La sociedad igualitaria y el torero

Por JOSÉ MANUEL MACARRO.

Vi al torero ir andando hacia la plaza. Seda verde bordada con oro y capote rosa doblado con esmero sobre el brazo. Detrás dos banderilleros, sedas encajadas en plata. Todos con zapatillas de negro reluciente y las negras monteras en las manos prestas a calarse en las cabezas pulcramente peinadas. En la plaza el paseíllo lo abren sin prisa dos ceremoniosos alguacilillos con plumas en sus sombreros. Los toreros, jerárquicamente ordenados con los matadores a la cabeza, los siguen en una explosión de luz sobre la tierra amarilla. Una música alegre acompaña la ceremonia.
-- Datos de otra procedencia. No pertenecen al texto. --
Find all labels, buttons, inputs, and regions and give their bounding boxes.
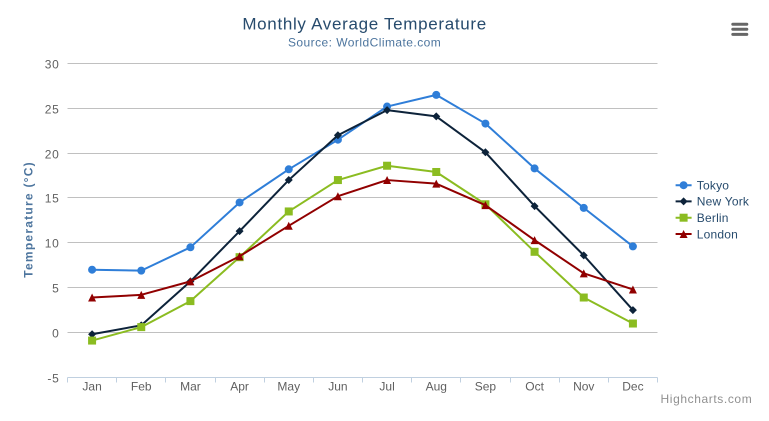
svg-text:New York: New York: [697, 195, 750, 209]
svg-text:Sep: Sep: [475, 380, 497, 394]
svg-text:0: 0: [52, 327, 59, 341]
svg-text:20: 20: [45, 148, 60, 162]
svg-text:Mar: Mar: [180, 380, 201, 394]
svg-text:Oct: Oct: [525, 380, 544, 394]
svg-text:Feb: Feb: [131, 380, 152, 394]
svg-text:London: London: [697, 227, 738, 241]
svg-text:Jan: Jan: [82, 380, 101, 394]
svg-text:Jul: Jul: [379, 380, 394, 394]
svg-text:5: 5: [52, 282, 59, 296]
svg-text:25: 25: [45, 103, 60, 117]
svg-text:Aug: Aug: [426, 380, 447, 394]
svg-text:30: 30: [45, 58, 60, 72]
svg-text:May: May: [277, 380, 300, 394]
svg-text:Tokyo: Tokyo: [697, 179, 729, 193]
svg-text:-5: -5: [47, 372, 59, 386]
svg-text:Nov: Nov: [573, 380, 594, 394]
svg-text:Dec: Dec: [622, 380, 643, 394]
svg-text:15: 15: [45, 192, 60, 206]
svg-text:Temperature (°C): Temperature (°C): [22, 161, 36, 278]
svg-text:10: 10: [45, 237, 60, 251]
svg-text:Monthly Average Temperature: Monthly Average Temperature: [242, 15, 487, 34]
svg-text:Apr: Apr: [230, 380, 249, 394]
svg-text:Source: WorldClimate.com: Source: WorldClimate.com: [288, 35, 441, 49]
svg-text:Highcharts.com: Highcharts.com: [661, 392, 753, 406]
svg-text:Jun: Jun: [328, 380, 347, 394]
svg-text:Berlin: Berlin: [697, 211, 729, 225]
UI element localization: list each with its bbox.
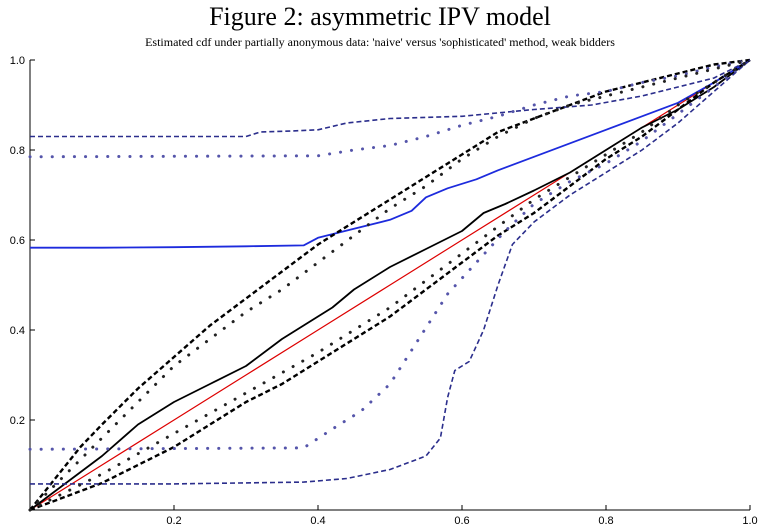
x-tick-label: 0.8	[598, 515, 613, 527]
y-tick-label: 0.6	[10, 235, 25, 247]
y-tick-label: 0.4	[10, 325, 25, 337]
y-tick-label: 1.0	[10, 55, 25, 67]
series-dashed-line-5	[29, 58, 751, 512]
series-dashed-line-7	[30, 59, 751, 485]
y-tick-label: 0.2	[10, 415, 25, 427]
x-tick-label: 1.0	[742, 515, 757, 527]
series-dotted-line-8	[28, 58, 752, 159]
series-dashed-line-4	[29, 58, 751, 511]
x-tick-label: 0.6	[454, 515, 469, 527]
x-tick-label: 0.2	[166, 515, 181, 527]
axes	[29, 60, 750, 511]
chart-subtitle: Estimated cdf under partially anonymous …	[145, 35, 615, 49]
series-dashed-line-6	[30, 59, 751, 138]
x-tick-label: 0.4	[310, 515, 325, 527]
y-tick-label: 0.8	[10, 145, 25, 157]
series-solid-line-3	[30, 59, 751, 249]
ticks-layer: 0.2 0.4 0.6 0.8 1.0 0.2 0.4 0.6 0.8 1.0	[10, 55, 758, 527]
chart-title: Figure 2: asymmetric IPV model	[209, 2, 551, 31]
series-solid-line-2	[29, 59, 751, 511]
series-layer	[28, 58, 752, 512]
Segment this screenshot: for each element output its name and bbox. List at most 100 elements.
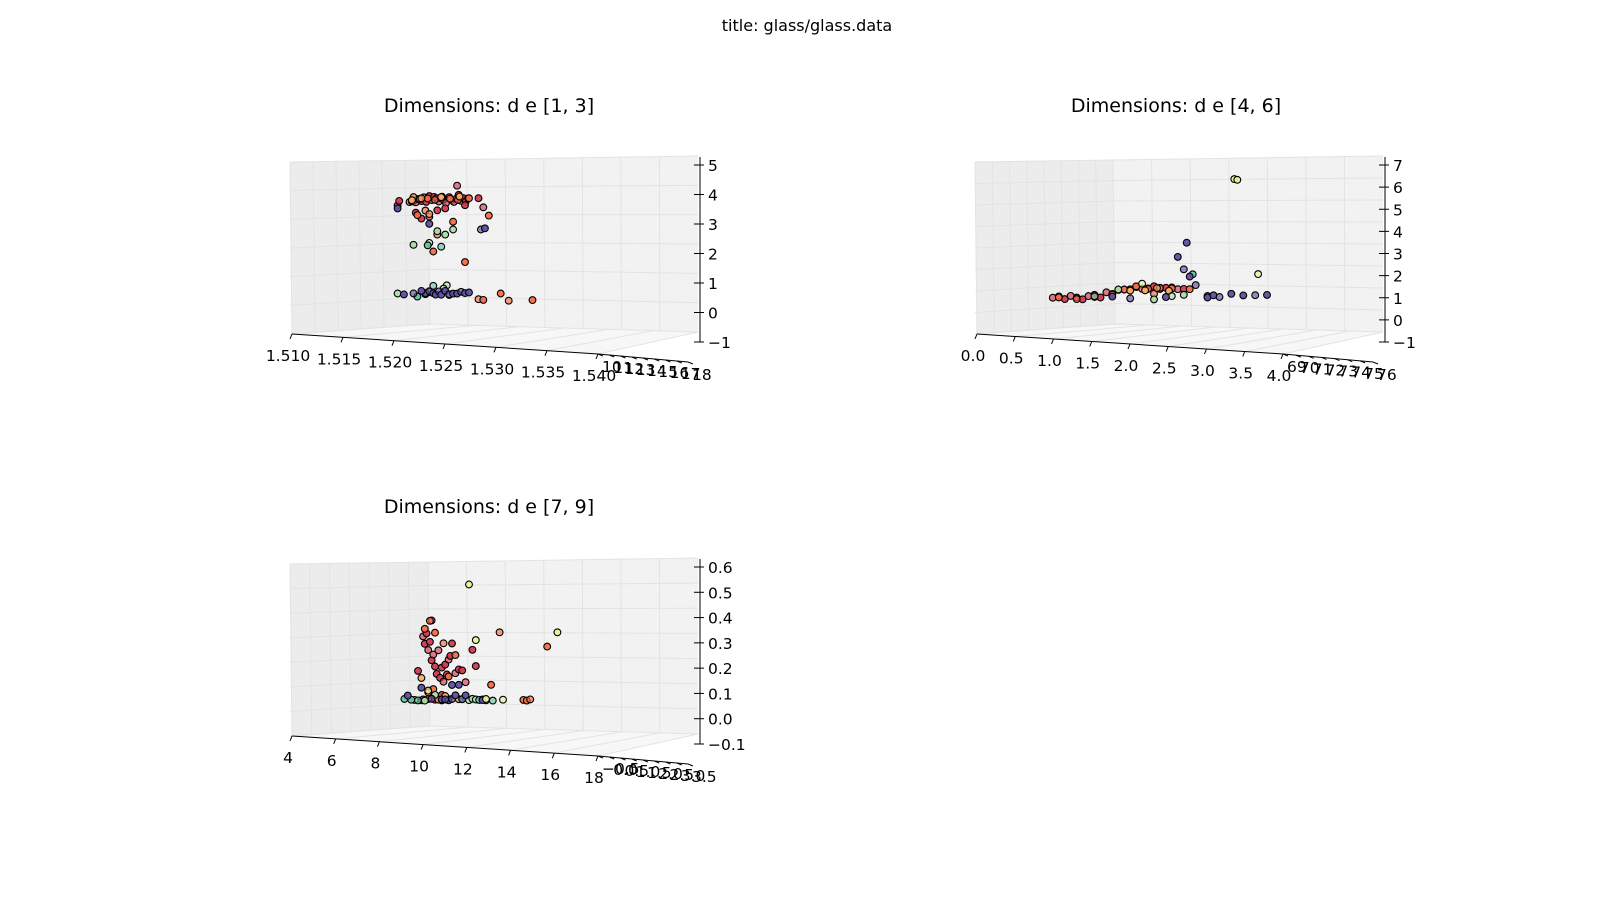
subplot-3-point bbox=[458, 666, 467, 675]
subplot-2-y-tick-label: 71 bbox=[1313, 360, 1333, 378]
subplot-2-x-tickmark bbox=[1012, 336, 1016, 342]
subplot-3-point bbox=[487, 680, 496, 689]
subplot-3-x-axis bbox=[291, 735, 599, 757]
subplot-2-gridline bbox=[974, 261, 1384, 270]
subplot-3-point bbox=[403, 691, 412, 700]
subplot-1-z-tick-label: 5 bbox=[708, 157, 718, 175]
subplot-3-point bbox=[488, 696, 497, 705]
subplot-3-point bbox=[431, 628, 439, 637]
subplot-3-gridline bbox=[335, 726, 469, 740]
subplot-3-point bbox=[425, 637, 434, 646]
subplot-3: Dimensions: d e [7, 9] 4 6 8 10 12 14 16 18−0.5… bbox=[283, 496, 746, 787]
subplot-1-y-tick-label: 17 bbox=[681, 365, 701, 383]
subplot-1-point bbox=[479, 295, 488, 304]
subplot-3-point bbox=[439, 639, 448, 648]
subplot-2-x-tick-label: 1.0 bbox=[1037, 352, 1062, 370]
subplot-2-point bbox=[1185, 272, 1194, 281]
subplot-3-y-tickmark bbox=[609, 756, 615, 760]
subplot-1-y-tickmark bbox=[676, 360, 682, 364]
subplot-2-y-tick-label: 75 bbox=[1364, 365, 1384, 383]
subplot-1-gridline bbox=[289, 161, 293, 335]
subplot-2-point bbox=[1254, 270, 1263, 279]
subplot-2-z-tick-label: 1 bbox=[1393, 290, 1403, 308]
subplot-2-gridline bbox=[1009, 161, 1012, 332]
subplot-2-point bbox=[1161, 293, 1170, 302]
subplot-1-x-tick-label: 1.525 bbox=[419, 357, 463, 375]
subplot-3-point bbox=[414, 666, 422, 675]
subplot-3-point bbox=[526, 695, 535, 704]
subplot-3-gridline bbox=[388, 562, 392, 729]
subplot-3-gridline bbox=[554, 732, 660, 754]
subplot-1-x-tick-label: 1.540 bbox=[572, 367, 616, 385]
subplot-1: Dimensions: d e [1, 3] 1.510 1.515 1.520 1.… bbox=[266, 95, 731, 385]
subplot-3-point bbox=[461, 678, 470, 687]
subplot-3-x-tickmark bbox=[420, 744, 424, 750]
subplot-2-point bbox=[1141, 286, 1150, 295]
subplot-2-z-tick-label: 3 bbox=[1393, 246, 1403, 264]
subplot-3-point bbox=[434, 646, 443, 655]
subplot-2-y-tickmark bbox=[1359, 360, 1366, 364]
subplot-2-point bbox=[1150, 295, 1158, 304]
subplot-1-point bbox=[425, 210, 434, 219]
subplot-2-point bbox=[1054, 293, 1063, 302]
subplot-1-point bbox=[433, 206, 442, 215]
subplot-3-gridline bbox=[379, 727, 507, 743]
subplot-1-gridline bbox=[495, 328, 609, 348]
subplot-3-point bbox=[441, 695, 450, 704]
subplot-3-point bbox=[543, 642, 552, 651]
subplot-1-y-tickmark bbox=[631, 356, 637, 360]
subplot-1-gridline bbox=[381, 160, 385, 328]
subplot-2: Dimensions: d e [4, 6] 0.0 0.5 1.0 1.5 2.0 2.… bbox=[961, 95, 1416, 385]
subplot-1-point bbox=[417, 194, 426, 203]
subplot-3-point bbox=[424, 646, 433, 654]
subplot-3-z-tick-label: 0.4 bbox=[708, 610, 733, 628]
subplot-1-x-tick-label: 1.530 bbox=[470, 360, 514, 378]
subplot-1-gridline bbox=[289, 155, 699, 163]
subplot-2-y-tick-label: 69 bbox=[1287, 358, 1307, 376]
subplot-1-x-tick-label: 1.535 bbox=[521, 364, 565, 382]
subplot-3-x-tickmark bbox=[508, 750, 512, 756]
subplot-3-x-tickmark bbox=[595, 755, 599, 762]
subplot-1-y-tickmark bbox=[620, 355, 626, 359]
subplot-3-point bbox=[444, 672, 453, 681]
subplot-1-x-tick-label: 1.520 bbox=[368, 354, 412, 372]
subplot-3-point bbox=[448, 681, 456, 689]
subplot-1-y-tick-label: 18 bbox=[692, 366, 712, 384]
subplot-2-point bbox=[1138, 279, 1147, 288]
figure-title: title: glass/glass.data bbox=[722, 16, 892, 35]
subplot-1-gridline bbox=[404, 160, 408, 326]
subplot-1-point bbox=[409, 289, 418, 298]
subplot-2-point bbox=[1179, 290, 1188, 299]
subplot-2-z-tick-label: 7 bbox=[1393, 157, 1403, 175]
subplot-1-y-tick-label: 10 bbox=[602, 358, 622, 376]
subplot-3-gridline bbox=[289, 557, 699, 565]
subplot-3-point bbox=[420, 696, 429, 705]
subplot-2-y-tickmark bbox=[1372, 361, 1379, 365]
subplot-3-point bbox=[431, 662, 439, 671]
subplot-2-x-tickmark bbox=[974, 333, 978, 340]
subplot-3-gridline bbox=[348, 563, 352, 732]
subplot-3-title: Dimensions: d e [7, 9] bbox=[384, 496, 594, 518]
subplot-1-x-tickmark bbox=[391, 340, 395, 346]
subplot-3-x-tick-label: 18 bbox=[584, 769, 604, 787]
subplot-2-point bbox=[1191, 281, 1200, 290]
subplot-1-gridline bbox=[597, 331, 699, 355]
subplot-2-y-tick-label: 74 bbox=[1351, 364, 1371, 382]
subplot-3-back-pane bbox=[428, 558, 698, 734]
subplot-1-gridline bbox=[546, 330, 654, 352]
subplot-3-left-pane bbox=[290, 562, 430, 736]
subplot-1-y-tickmark bbox=[665, 359, 671, 363]
subplot-3-point bbox=[417, 674, 426, 682]
subplot-2-gridline bbox=[1053, 325, 1183, 340]
subplot-3-x-tickmark bbox=[376, 741, 380, 747]
subplot-1-gridline bbox=[393, 326, 520, 342]
subplot-3-point bbox=[417, 683, 426, 692]
subplot-2-x-tickmark bbox=[1242, 351, 1246, 357]
subplot-3-point bbox=[553, 628, 562, 637]
subplot-2-z-tick-label: −1 bbox=[1393, 334, 1416, 352]
subplot-3-gridline bbox=[289, 607, 699, 614]
subplot-2-gridline bbox=[1206, 329, 1317, 350]
subplot-1-point bbox=[474, 194, 483, 203]
subplot-1-y-tick-label: 15 bbox=[658, 363, 678, 381]
subplot-1-point bbox=[461, 258, 469, 267]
Lujo en el vestir, armonía en los colores, ceremonia reglada, manifestación de preeminencia en el orden de los toreros. Valores a contracorriente en gran parte de nuestra sociedad, donde la belleza en el vestir ha sido desplazada por el desaliño, y hasta por la estética de lo feo. Si aquélla exige esfuerzo para elegir y armonizar, la del desaliño nos lo dispensa. Concluyente manera de evitar que alguien destaque al sumirnos en un molde que, en una sociedad opulenta, nos va disfrazando de pobres. Y luego la ceremonia que refleja jerarquías. Todo lo que esa parte de la sociedad intenta ocultar mediante la abolición de cualquier regla, pues si las diferencias existen, al menos aparentemos que no es así, velándolas bajo las maneras niveladoras.

Por eso los representantes políticos surgidos del igualitarismo han ido al Congreso vestidos como muy pocos iríamos a la boda de un amigo -y menos a una entrevista de trabajo-, para ir rebajando mediante la informalidad el respeto que debemos a la institución que nos representa. Si en ella reside la soberanía, justo es que le mostremos el respeto que nosotros mismos, como nación, nos debemos. Y cuando esos mismos representantes han ido a ver al Rey, uno tuteándolo, otro con la mano en el bolsillo, y todos con el mismo pedestre uniforme, estaban anunciando la disolución de cualquier jerarquía. ¿Triunfo de la democracia, entonces? No. Triunfo de la pulsión igualitaria que amenaza a la sociedad democrática, al pretender ir anulando lo mejor que el esfuerzo del hombre ha ido conquistando con la libertad; la que, rotas las ataduras individuales y sociales heredadas, nos ha permitido ordenar la vida con nuevas formas que reconozcan la excelencia de cada hombre en una sociedad libre, y, por tanto, su preeminencia. En esa pulsión anida la falta de esfuerzo, el desprecio por destacar, por ser mejores, por elevarnos sobre la incultura. Cuando Pablo Iglesias mostró que desconocía el título de una obra clave de Kant, cuando se formó un batiburrillo con el nombre de una de las grandes auditoras, y cuando creyó que en Andalucía había habido un referendo de autodeterminación, mi sorpresa no radicó en medir su ignorancia, sino en que al público, a los presentadores de moda en las televisiones y a millones de electores les dio lo mismo. Entonces recordé la faena que el torero al que aludí había realizado en la Maestranza. Si éste no hubiera sabido qué es una verónica, qué un natural o un trincherazo, los aficionados lo habrían retirado del toreo entre abucheos. A Iglesias no le ha sucedido nada similar. Claro que en el público de los toros hay todavía un reducto de aficionados que entiende lo que ve. Además, ante el toro no caben alharacas de un plató televisivo, ni un burladero igualitario en que refugiarse, porque el animal no entiende de excusas sociales que oculten el desconocimiento. Y además, coge al ignorante.

Al terminar la corrida, los aficionados traían a hombros al torero. Estampa del pasado. De un pasado que me habló de la victoria de la cultura del esfuerzo, de la excelencia, en la que un hombre, al triunfar en su soledad frente a un toro, fue capaz de emocionarse y emocionarnos al hacer algo que los demás somos incapaces de hacer. Y más allá de que a uno le gusten o no los toros, al oír el crujir de los aplausos en honor de un hombre elevado por encima de la nivelación sólo por su capacidad, me reconcilié con la igualdad democrática, la que establece una única jerarquía: la de la excelencia expresada en normas que la reconocen y la realzan. Olvidando tuteos reales, camisas arremangadas y manos en los bolsillos, sumé mis palmas a un torero vestido de verde hoja y oro, que acababa de confirmar que aún vive un mundo que se resiste a diluirse en la ramplonería.